On Monday Morning I discovered that this article was being shared in my circles on blogs and social media. Poor Andrew Wilson just threw it out there on Twitter with a question for discussion. Hannah Anderson and I took the bait, and bounced off of one another about our concerns. I immediately thought of Sara Moslener’s book Virgin Nation, which traces the sexual purity movement in America, showing how it developed as an ideology linked to national security. This is the sort of branding I was reading in Stanton’s article. And from books like Moslener’s and the further research I have done of the cult of domesticity, I am able to pick up on this language pretty easily now.
 
 
Interestingly, before the first wave of feminism, women were viewed as the morally inferior sex. Because Eve was the first person deceived, women were not to be trusted. But with the turn of the 19th century, gender roles make a reversal. Now all of the sudden women became the morally superior sex. 
 
 
But was society the better for it?:
 
Women exploited their newfound status as moral superiors to extend their power beyond the domestic sphere and control the sexual behavior of men. Moslener connects the reversal of the female status as moral superiors in first wave feminism to the political movements fueled by evangelical tropes of manhood and womanhood…
 
Yet as women gained spiritual, social, and political influence, men began to feel threatened by a feminization of theology.
 
This is when the whole wave of muscular Christianity began to take root. The thing is, when you make either sex the holder of virtue, you are doing a lot of damage. Gender becomes an ideological commodity, a power struggle begins, and then there is an equally disturbing reaction.
 
 
But we already know the truth. Women are also sinners, and men don’t need to marry to be virtuous. Were Jesus and Paul just exceptions? No, “worthy” men are expected to be virtuous on their own. And they are to depend on the One who actually lived a righteous life as they strive for holiness, not on a woman. I will give Stanton a nod in agreement that men may adjust their behavior when a woman comes into the room. Women do that some too. But manners aren’t always virtuous; they can be very manipulative.

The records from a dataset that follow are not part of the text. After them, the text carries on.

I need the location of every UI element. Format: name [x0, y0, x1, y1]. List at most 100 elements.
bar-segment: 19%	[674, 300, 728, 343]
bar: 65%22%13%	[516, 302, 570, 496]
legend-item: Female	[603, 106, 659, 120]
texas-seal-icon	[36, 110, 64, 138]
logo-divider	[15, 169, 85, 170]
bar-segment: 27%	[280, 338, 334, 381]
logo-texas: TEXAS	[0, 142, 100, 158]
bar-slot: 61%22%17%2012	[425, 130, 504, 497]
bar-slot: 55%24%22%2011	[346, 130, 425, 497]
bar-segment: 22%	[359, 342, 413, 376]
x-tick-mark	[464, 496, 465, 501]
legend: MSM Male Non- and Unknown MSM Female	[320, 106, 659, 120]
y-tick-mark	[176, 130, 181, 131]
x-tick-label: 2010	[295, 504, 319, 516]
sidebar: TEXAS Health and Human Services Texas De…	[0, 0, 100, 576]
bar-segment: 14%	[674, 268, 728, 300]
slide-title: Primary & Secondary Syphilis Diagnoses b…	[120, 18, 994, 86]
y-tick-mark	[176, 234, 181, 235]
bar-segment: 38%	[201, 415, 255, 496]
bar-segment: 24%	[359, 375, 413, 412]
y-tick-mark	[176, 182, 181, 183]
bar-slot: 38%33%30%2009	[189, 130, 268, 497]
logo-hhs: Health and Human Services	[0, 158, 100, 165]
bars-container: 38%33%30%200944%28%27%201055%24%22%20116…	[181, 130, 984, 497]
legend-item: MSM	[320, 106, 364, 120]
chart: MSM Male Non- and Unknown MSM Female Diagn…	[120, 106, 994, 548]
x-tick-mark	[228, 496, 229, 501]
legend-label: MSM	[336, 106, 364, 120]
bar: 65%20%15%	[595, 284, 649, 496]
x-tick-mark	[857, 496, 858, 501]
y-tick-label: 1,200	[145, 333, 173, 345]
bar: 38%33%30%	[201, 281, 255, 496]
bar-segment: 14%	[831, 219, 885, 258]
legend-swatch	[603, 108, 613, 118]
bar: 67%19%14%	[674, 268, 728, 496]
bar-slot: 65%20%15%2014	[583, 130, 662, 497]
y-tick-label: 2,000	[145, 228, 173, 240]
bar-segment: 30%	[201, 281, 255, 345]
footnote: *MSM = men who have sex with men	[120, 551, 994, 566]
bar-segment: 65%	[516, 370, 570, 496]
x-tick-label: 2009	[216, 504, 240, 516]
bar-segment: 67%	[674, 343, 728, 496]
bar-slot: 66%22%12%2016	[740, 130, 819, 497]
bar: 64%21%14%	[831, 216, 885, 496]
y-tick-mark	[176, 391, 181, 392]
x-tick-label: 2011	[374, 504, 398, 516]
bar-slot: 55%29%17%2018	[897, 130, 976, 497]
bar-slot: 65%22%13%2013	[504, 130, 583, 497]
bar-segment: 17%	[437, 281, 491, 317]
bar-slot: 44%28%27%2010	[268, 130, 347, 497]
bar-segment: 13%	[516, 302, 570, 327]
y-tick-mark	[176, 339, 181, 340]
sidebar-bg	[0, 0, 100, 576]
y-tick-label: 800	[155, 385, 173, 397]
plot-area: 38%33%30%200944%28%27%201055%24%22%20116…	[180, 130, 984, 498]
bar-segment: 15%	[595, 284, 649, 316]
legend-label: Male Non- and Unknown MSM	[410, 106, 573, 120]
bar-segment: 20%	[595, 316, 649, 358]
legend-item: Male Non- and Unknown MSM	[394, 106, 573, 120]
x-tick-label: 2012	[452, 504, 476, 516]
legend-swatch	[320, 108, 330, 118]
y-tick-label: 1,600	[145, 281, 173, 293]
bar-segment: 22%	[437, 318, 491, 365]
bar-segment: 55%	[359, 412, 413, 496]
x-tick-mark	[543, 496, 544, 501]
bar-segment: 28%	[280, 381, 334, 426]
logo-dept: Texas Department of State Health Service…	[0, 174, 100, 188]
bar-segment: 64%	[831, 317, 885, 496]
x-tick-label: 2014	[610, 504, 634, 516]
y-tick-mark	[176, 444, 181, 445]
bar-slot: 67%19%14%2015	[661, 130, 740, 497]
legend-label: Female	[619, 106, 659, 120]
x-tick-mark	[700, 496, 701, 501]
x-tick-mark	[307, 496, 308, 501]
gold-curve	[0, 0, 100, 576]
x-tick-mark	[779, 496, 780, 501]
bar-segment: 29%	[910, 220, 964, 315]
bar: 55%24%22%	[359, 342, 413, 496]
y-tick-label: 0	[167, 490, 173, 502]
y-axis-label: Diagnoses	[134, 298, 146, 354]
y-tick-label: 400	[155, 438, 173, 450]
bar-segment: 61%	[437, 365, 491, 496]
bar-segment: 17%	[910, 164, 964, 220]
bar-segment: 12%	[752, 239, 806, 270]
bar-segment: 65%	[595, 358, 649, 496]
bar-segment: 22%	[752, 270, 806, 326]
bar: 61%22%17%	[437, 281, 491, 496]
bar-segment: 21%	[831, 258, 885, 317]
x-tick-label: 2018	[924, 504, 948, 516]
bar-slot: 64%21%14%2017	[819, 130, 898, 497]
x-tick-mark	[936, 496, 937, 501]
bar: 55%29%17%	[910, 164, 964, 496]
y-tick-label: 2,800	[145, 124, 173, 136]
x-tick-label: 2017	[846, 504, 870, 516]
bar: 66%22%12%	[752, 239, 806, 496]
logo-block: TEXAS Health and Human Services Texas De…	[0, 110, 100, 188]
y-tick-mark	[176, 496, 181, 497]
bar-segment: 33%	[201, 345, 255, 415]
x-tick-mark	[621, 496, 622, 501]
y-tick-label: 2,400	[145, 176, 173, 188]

Men aren’t to pretend to be virtuous when in front of women; they are called to be virtuous at all times. 
 
 
Just think for a moment---if this gender trope were true, why are we letting any men in leadership? But no, this is just Victorian era ideology skipping the record again. When we put the burden of virtue on one gender, these power dynamics go into play. Stanton is trying to replace the equality argument that is used in the fight for societal power today with a virtue argument that has already played out over and over again.
 
 
 
So I ask again, what compromises are we making to advance our own ideologies? Women and men need one another. Singles are also created for relationship in the covenant community, friendships, family roles, at work and school, and in loving their neighbor. And as Hannah pointed out in our Twitter conversation, this kind of reduction hinders real spiritual formation and discipleship. Women don’t need to play the virtue card to get a seat at the significance table. We can’t hijack the language of holiness that way. Men and women both need to sit under the preached Word, as a covenant community. We all need to hear God’s pure and holy law, accompanied by the gospel announcement. We cheapen both God’s common grace to all as well as his salvific work of holiness, calling sinners to repentance, and his work of salvation, sanctification, and glorification when we stereotype in this way. Women are a wonderful sex, but they are a horrible substitute for a savior.